A shooting at Donald Trump‘s rally in Butler, Pa., is being investigated as an attempted assassination of the former president and presumptive Republican nominee, law enforcement officials say.
Trump called Sunday for unity and resilience as shocked leaders across the political divide reacted to the shooting.
The Secret Service said it killed the suspected shooter, 20-year-old Thomas Matthew Crooks, who attacked from an elevated position outside the rally venue.
Two law enforcement officials told The Associated Press investigators believe the weapon was bought by Crook’s father at least six months ago.
The officials said federal agents were still working to understand when and how Crooks, a registered Republican voter in Pennsylvania according to state records, obtained the gun and gather additional information about him as they worked to try to identify a possible motive.
The investigation is focused on Crooks. The officials were not authorized to publicly discuss details of the investigation and spoke to the AP on condition of anonymity.
A barrage of gunfire set off panic Saturday, and a bloodied Trump, who said he was shot in the ear, was surrounded by Secret Service and hurried to his SUV as he pumped his fist in a show of defiance.
Trump’s campaign said the presumptive GOP nominee was doing “fine” after the shooting, which he said pierced the upper part of his right ear.
“I knew immediately that something was wrong in that I heard a whizzing sound, shots, and immediately felt the bullet ripping through the skin. Much bleeding took place,” he wrote on his social media site.
One attendee was killed and two spectators were critically injured, authorities said. All were identified as men.
The attack was the most serious attempt to assassinate a president or presidential candidate since Ronald Reagan was shot in 1981.
It drew new attention to concerns about political violence in a deeply polarized U.S. less than four months before the presidential election. And it could alter the tenor and security posture at the Republican National Convention, which will begin Monday in Milwaukee.
Organizers said the convention would proceed as planned.
Trump flew to New Jersey after visiting a local Pennsylvania hospital, landing shortly after midnight at Newark Liberty International Airport.
Video posted by an aide showed the former president deplaning his private jet flanked by U.S. Secret Service agents and heavily armed members of the agency’s counter assault team, an unusually visible show of force by his protective detail.

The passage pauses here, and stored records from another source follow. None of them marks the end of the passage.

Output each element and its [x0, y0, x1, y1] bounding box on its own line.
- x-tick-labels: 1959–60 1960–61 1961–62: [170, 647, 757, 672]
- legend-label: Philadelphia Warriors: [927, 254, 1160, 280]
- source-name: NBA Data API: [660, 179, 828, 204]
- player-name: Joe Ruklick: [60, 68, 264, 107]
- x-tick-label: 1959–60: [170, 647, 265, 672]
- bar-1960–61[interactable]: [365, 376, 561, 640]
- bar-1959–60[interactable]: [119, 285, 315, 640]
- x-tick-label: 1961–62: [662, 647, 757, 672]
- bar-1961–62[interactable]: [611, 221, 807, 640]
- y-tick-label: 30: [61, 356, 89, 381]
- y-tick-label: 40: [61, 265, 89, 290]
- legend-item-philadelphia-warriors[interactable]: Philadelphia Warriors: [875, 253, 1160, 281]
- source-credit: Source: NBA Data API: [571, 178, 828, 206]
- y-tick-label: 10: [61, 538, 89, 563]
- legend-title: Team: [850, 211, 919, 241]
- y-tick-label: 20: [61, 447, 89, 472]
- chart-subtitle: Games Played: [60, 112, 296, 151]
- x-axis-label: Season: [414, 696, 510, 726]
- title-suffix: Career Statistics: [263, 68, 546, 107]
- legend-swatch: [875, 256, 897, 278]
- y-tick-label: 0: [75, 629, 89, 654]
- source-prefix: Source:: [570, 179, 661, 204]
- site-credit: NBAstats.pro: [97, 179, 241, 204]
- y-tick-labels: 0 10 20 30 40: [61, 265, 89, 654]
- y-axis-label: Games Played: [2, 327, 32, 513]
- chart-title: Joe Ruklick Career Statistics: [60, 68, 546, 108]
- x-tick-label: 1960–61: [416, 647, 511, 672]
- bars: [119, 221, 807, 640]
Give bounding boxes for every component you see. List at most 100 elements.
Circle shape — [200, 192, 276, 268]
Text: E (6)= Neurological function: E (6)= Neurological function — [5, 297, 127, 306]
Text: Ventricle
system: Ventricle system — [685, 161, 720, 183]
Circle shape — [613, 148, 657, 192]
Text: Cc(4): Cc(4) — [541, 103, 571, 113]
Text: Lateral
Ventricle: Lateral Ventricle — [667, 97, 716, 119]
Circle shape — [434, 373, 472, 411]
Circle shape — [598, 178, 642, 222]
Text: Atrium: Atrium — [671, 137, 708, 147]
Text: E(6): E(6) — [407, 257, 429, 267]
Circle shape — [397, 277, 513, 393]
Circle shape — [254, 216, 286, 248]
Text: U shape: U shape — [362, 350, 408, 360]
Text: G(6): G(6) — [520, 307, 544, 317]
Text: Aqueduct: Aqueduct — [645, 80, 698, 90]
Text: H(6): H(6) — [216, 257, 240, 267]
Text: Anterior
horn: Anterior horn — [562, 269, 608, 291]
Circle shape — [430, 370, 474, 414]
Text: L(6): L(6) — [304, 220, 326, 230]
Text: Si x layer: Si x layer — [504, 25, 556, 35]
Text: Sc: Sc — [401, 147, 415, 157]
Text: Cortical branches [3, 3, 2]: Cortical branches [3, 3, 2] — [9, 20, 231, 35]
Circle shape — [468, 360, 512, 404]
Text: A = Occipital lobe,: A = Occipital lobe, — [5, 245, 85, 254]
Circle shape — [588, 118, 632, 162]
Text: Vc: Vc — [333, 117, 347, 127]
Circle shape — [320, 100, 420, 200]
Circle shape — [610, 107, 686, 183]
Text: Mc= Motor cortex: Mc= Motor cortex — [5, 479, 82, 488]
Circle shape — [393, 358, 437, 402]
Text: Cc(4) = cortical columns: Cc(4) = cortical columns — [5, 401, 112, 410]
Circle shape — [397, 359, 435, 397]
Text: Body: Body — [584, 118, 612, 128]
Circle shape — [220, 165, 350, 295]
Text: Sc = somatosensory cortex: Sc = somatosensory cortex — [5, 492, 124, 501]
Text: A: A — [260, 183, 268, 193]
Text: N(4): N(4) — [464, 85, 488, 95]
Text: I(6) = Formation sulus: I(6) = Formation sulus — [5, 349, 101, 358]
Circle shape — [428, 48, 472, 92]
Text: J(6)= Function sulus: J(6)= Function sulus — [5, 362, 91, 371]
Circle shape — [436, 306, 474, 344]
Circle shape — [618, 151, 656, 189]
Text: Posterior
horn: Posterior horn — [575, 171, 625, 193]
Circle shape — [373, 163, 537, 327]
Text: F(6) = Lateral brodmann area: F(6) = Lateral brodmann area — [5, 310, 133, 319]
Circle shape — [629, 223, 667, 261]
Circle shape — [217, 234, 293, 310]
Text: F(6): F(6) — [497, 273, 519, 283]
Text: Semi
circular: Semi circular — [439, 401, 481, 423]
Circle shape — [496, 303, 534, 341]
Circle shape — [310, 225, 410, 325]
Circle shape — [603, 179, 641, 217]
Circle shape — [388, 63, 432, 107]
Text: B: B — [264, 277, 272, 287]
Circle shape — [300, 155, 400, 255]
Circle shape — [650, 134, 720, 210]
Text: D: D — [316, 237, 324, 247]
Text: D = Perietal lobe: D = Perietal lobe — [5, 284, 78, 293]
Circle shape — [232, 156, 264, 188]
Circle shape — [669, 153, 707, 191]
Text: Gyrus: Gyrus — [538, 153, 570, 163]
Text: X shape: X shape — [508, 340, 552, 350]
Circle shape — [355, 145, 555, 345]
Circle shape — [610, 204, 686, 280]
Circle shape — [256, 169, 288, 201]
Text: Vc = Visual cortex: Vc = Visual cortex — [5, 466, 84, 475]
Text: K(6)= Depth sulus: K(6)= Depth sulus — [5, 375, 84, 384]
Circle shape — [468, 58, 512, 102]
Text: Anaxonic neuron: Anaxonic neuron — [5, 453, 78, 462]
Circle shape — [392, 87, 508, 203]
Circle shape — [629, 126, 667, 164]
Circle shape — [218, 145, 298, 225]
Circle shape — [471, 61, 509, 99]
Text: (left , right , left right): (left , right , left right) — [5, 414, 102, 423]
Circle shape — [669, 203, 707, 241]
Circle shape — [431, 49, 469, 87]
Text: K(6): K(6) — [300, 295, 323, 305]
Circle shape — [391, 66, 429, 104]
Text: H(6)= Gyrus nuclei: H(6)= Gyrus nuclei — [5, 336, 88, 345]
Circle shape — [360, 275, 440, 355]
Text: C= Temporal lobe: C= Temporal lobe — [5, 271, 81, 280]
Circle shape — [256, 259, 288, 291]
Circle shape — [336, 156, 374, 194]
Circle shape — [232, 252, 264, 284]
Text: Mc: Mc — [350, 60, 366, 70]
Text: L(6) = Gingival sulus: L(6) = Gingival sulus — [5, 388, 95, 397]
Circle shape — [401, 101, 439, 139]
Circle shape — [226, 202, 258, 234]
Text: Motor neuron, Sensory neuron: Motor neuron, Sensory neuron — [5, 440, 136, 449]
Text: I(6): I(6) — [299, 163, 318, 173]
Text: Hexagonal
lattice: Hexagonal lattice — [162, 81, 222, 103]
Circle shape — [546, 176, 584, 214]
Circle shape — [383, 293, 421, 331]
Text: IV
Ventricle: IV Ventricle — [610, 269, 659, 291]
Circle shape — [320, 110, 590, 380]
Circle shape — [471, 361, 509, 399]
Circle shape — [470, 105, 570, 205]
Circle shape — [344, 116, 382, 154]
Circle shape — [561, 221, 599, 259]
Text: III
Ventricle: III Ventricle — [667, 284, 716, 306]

President Joe Biden, who is running against Trump, was briefed on the incident and spoke to Trump several hours after the shooting, the White House said.
“There’s no place in America for this type of violence,” the president said in public remarks. “It’s sick. It’s sick.”
Biden planned to return to Washington early, cutting short a weekend at his beach home in Rehoboth Beach, Del.
Many Republicans quickly blamed the violence on Biden and his allies, arguing that sustained attacks on Trump as a threat to democracy have created a toxic environment. They pointed in particular to a comment Biden made to donors on July 8, saying “it’s time to put Trump in the bullseye.”
Officials said members of the U.S. Secret Service counterassault team killed the shooter. The heavily armed tactical team travels everywhere with the president and major party nominees and is meant to confront any active threats while other agents focus on safeguarding and evacuating the person at the center of protection.
Law enforcement recovered an AR-style rifle at the scene, according to a third person familiar with the matter who spoke on condition of anonymity to discuss the ongoing investigation.
An AP analysis of more than a dozen videos and photos from the scene of the Trump rally, as well as satellite imagery of the site, shows the shooter was able to get astonishingly close to the stage where the former president was speaking.
A video posted to social media and geolocated by the AP shows the body of a person wearing gray camouflage lying motionless on the roof of a building at AGR International Inc., a manufacturing plant just north of the Butler Farm Show grounds where Trump’s rally was held.
The roof where the person lay was less than 150 meters (164 yards) from where Trump was speaking, a distance from which a decent marksman could reasonably hit a human-sized target. For reference, 150 meters is a distance at which U.S. Army recruits must hit a scaled human-sized silhouette to qualify with the M-16 rifle. The AR-15, like the shooter at the Trump rally had, is the semi-automatic civilian version of the military M-16.
Asked at the press conference whether law enforcement did not know the shooter was on the roof until he began firing, Kevin Rojek, Special Agent in Charge of the FBI’s Pittsburgh Field Office, responded that “that is our assessment at this time.”
“It is surprising” that the gunman was able to open fire on the stage before the Secret Service killed him, he added.
Homeland Security Secretary Alejandro Mayorkas, whose department oversees the Secret Service, said officials were engaged with the Biden and Trump campaigns and “taking every possible measure to ensure their safety and security.”